The proposed approach is simple, which is perfectly fine, but lacks a more thorough analysis, at least empirical. For a reader with a use case in mind, it is difficult to assess if this method is appropriate.
Another drawback is that this approach has only been tested on one data set. To assess its generalization capability, the authors could test their method on additional publicly available time series datasets.
Section 4.5 on qualitative interpretation needs to (re)written to be more convincing as it lacks much information or comments. Interpretability is one of the contributions listed in the introduction.

问题

Approaches based on convolutions can handle variable lengths, and the number of parameters does not increase with the signal length, contrary to what is stated in the section on related work. Can the authors clarify or revise their statement about convolutional approaches in the related work section?
The sampling is said to be sparse. How does the performance vary with the number of drawn windows? Consider doing an ablation study or experiment showing performance as a function of the number of sampled windows.
To improve the statistical rigor of the results, can the authors report standard deviations or confidence intervals for all reported performance metrics?
Certain notations can be misleading : $y^{(i)}$ is an integer while $\hat{y}^{(i)}$ is vector. Consider changing them to more consistent notations.
Current baselines are mostly deep-learning-based, but many other classification algorithms exist [1]. Can the authors include a few other baselines that they think are relevant?
In Section 4.5, what are the labels of the displayed signals? Do they belong to the same individual? Are the highlighted areas related to a known physiological phenomenon?
How important is the smoothing step presented in Section 3.2.2? Its influence could be for instance illustrated with an ablatio study.

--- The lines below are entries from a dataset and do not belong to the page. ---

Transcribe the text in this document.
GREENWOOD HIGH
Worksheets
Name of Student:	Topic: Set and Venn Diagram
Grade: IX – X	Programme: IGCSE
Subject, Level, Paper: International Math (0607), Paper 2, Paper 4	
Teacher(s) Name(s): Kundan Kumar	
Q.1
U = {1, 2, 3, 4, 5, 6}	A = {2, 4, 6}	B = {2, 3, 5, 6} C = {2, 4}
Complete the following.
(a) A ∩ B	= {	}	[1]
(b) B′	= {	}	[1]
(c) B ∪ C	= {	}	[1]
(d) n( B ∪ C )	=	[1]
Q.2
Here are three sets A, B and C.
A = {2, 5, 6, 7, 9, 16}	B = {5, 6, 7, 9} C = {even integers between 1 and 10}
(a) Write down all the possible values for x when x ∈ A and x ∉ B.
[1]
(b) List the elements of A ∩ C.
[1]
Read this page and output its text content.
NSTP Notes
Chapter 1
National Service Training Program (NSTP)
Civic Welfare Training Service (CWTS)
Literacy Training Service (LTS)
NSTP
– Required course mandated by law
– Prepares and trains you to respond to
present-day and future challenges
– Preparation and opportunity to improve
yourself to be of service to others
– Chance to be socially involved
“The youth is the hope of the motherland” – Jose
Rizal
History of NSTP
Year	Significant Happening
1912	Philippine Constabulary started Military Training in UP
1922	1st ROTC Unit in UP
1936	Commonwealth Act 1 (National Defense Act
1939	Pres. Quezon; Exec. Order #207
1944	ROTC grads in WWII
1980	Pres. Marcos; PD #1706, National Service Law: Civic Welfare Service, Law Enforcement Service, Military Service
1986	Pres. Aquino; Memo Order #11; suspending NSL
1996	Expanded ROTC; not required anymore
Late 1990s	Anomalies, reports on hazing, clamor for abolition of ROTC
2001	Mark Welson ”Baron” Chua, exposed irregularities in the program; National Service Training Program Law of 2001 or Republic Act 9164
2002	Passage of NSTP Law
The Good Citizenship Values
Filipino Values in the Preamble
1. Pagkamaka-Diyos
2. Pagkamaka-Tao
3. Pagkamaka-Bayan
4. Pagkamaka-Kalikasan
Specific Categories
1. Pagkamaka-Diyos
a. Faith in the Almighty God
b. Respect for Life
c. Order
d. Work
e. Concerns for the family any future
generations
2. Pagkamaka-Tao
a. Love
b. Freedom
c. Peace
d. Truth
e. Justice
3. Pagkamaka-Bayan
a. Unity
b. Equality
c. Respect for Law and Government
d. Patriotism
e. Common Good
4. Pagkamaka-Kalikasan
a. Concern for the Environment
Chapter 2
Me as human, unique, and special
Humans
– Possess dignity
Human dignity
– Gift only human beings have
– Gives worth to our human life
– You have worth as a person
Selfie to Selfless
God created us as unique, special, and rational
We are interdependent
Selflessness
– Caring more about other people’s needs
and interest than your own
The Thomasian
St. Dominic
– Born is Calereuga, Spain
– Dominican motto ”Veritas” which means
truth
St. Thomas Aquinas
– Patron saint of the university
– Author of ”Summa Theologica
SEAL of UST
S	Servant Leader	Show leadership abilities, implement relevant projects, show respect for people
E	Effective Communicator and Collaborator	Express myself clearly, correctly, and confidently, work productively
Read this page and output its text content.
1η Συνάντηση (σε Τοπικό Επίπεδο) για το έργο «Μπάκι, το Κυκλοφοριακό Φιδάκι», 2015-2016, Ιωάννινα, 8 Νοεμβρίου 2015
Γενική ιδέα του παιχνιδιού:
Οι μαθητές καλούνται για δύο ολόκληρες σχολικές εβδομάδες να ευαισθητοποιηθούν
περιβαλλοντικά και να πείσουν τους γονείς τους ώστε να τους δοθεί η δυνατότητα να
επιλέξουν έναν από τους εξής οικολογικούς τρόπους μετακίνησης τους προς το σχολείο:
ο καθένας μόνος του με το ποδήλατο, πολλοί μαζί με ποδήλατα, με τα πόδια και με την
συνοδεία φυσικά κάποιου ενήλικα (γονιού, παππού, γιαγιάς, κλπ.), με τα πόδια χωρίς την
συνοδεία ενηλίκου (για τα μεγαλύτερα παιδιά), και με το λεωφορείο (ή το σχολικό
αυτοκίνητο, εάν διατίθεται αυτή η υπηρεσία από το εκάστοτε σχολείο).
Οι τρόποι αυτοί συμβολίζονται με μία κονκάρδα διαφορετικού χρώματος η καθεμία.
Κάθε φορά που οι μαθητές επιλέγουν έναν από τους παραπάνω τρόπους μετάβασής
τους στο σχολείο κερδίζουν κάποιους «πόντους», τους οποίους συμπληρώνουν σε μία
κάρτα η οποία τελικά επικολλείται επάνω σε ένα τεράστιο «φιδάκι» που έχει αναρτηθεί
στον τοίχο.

[1] Ruiz, A. P., Flynn, M., Large, J., Middlehurst, M., & Bagnall, A. (2021). The great multivariate time series classification bake off: a review and experimental evaluation of recent algorithmic advances. Data Mining and Knowledge Discovery, 35(2).

撤稿通知

2024-11-25

We appreciate the reviewers' time and detailed feedback, which will be valuable for improving our work, but we have decided to withdraw this paper from consideration at the conference. Thank you again for your thoughtful comments.